Distracted by a phone solicitor for 30 seconds, I return to look again at the slide on the microscope stage and, to my surprise, the specks are no longer evenly distributed, but have formed several clumps. Scanning the preparation using the 4X objective (with its 5mm field of view) shows small, smoothly moving cells clustering around bits of detritus picked up with the sample. The detritus seems to be attracting free-swimming cells from the surrounding fluid.

A wide, dark-field view of Colpidium	A dark-field view of Colpidium reveals its bluish macronucleus.

The cells swim in a spiral, rotating around their long axis, but they stop this "free swim" as they near their tightly packed sisters. Centering on a growing cluster of cells, I change to the 10X objective and adjust the iris to create higher contrast image. A quick scan of the drawings in Jahn, How to Know the Protozoa, convinces me that this is Colpidium, a bacteria feeding ciliate, belonging to one of the main branches of ciliate evolution, the holotrichs. If Paramecium is a deer and Didinium is a wolf, then Colpidium must be a rabbit. All of the clusters are surrounding bits of detritus shimmering with bacteria.

A view of Colpidium showing the formation of food vacuoles. On the right is my notebook illustration	Colpidium Notebook Illustration

The high power objective (40X) shows that the cells are covered by cilia. There is an indented region near the front end, leading into a cytostome (cell mouth). The mouth opens into a short gullet that terminates in a membrane bubble, rapidly filling with bacteria. The food vacuole breaks free, moving toward the posterior end of the cell where it joins several other bacteria-filled vacuoles. At the same time, a new food vacuole begins forming at the end of the gullet. This type of rapid feeding by ciliates consumes up to 40% of the cell°s plasma membrane per hour, converting it into food vacuoles. Following digestion, the vacuole migrates to the cell surface, ejects some undigested material and the vacuole membrane merges back into the plasma membrane.

To see details on the cell surface, I use a scrap of paper towel to draw water from under the coverglass, pressing the cells just enough to slow them down. Centering a cluster of colpidia, I apply a drop of immersion oil and carefully immerse the oil immersion lens. Under this extreme magnification one Colpidium fills the field of view. Tuning the differential interference lighting system shows the rows of individual cilia. It’s a stunning sight. The cilia are perfectly aligned and their beat forms a flowing wave that travels along the row. Differential interference contrast lighting (DIC) creates very thin optical sections, and with a slight change of focus I make another discovery. Just below the cell surface there are mitochondria lining each of the ciliary rows. Of course, that’s exactly where you would expect to find them. Mitochondria are the power-houses that supply ATP, the molecule that provides the energy that drives the ciliary beat.

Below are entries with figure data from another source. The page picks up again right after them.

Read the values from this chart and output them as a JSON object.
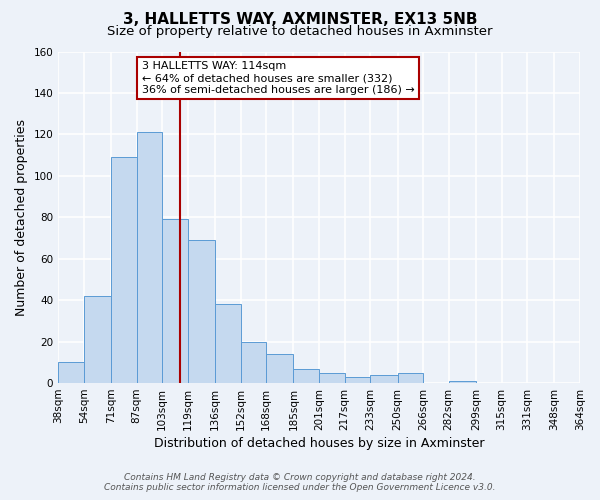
{
  "title": "3, HALLETTS WAY, AXMINSTER, EX13 5NB",
  "subtitle": "Size of property relative to detached houses in Axminster",
  "xlabel": "Distribution of detached houses by size in Axminster",
  "ylabel": "Number of detached properties",
  "bar_values": [
    10,
    42,
    109,
    121,
    79,
    69,
    38,
    20,
    14,
    7,
    5,
    3,
    4,
    5,
    0,
    1,
    0,
    0,
    0,
    0
  ],
  "bin_labels": [
    "38sqm",
    "54sqm",
    "71sqm",
    "87sqm",
    "103sqm",
    "119sqm",
    "136sqm",
    "152sqm",
    "168sqm",
    "185sqm",
    "201sqm",
    "217sqm",
    "233sqm",
    "250sqm",
    "266sqm",
    "282sqm",
    "299sqm",
    "315sqm",
    "331sqm",
    "348sqm",
    "364sqm"
  ],
  "bar_color": "#c5d9ef",
  "bar_edge_color": "#5b9bd5",
  "vline_x": 114,
  "vline_color": "#aa0000",
  "bin_edges": [
    38,
    54,
    71,
    87,
    103,
    119,
    136,
    152,
    168,
    185,
    201,
    217,
    233,
    250,
    266,
    282,
    299,
    315,
    331,
    348,
    364
  ],
  "ylim": [
    0,
    160
  ],
  "yticks": [
    0,
    20,
    40,
    60,
    80,
    100,
    120,
    140,
    160
  ],
  "annotation_title": "3 HALLETTS WAY: 114sqm",
  "annotation_line1": "← 64% of detached houses are smaller (332)",
  "annotation_line2": "36% of semi-detached houses are larger (186) →",
  "annotation_box_color": "#ffffff",
  "annotation_box_edge": "#aa0000",
  "footer_line1": "Contains HM Land Registry data © Crown copyright and database right 2024.",
  "footer_line2": "Contains public sector information licensed under the Open Government Licence v3.0.",
  "background_color": "#edf2f9",
  "plot_bg_color": "#edf2f9",
  "grid_color": "#ffffff",
  "title_fontsize": 11,
  "subtitle_fontsize": 9.5,
  "axis_label_fontsize": 9,
  "tick_fontsize": 7.5,
  "annotation_fontsize": 8,
  "footer_fontsize": 6.5
}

Bands of cilia as seen with DIC lighting

DIC lighting reveals mitochondrialined up beneath the bands of cilia

Later

A few days later, I look at the stinking brew jar again only to find the clouds of Colpidium have disappeared, replaced by some barely visible specks. The microscope shows the specks to be Euplotes, a large ciliate with an appetite for cells in the size range of Colpidium. I’m guessing that these large predators wiped out the Colpidium population, but there could have been other factors at work. Had I followed events more closely, I might have learned a good deal more. Think I’ll culture up another batch of Colpidium, introduce a few Euplotes, and start making daily observations. Sounds like a future Notebook entry!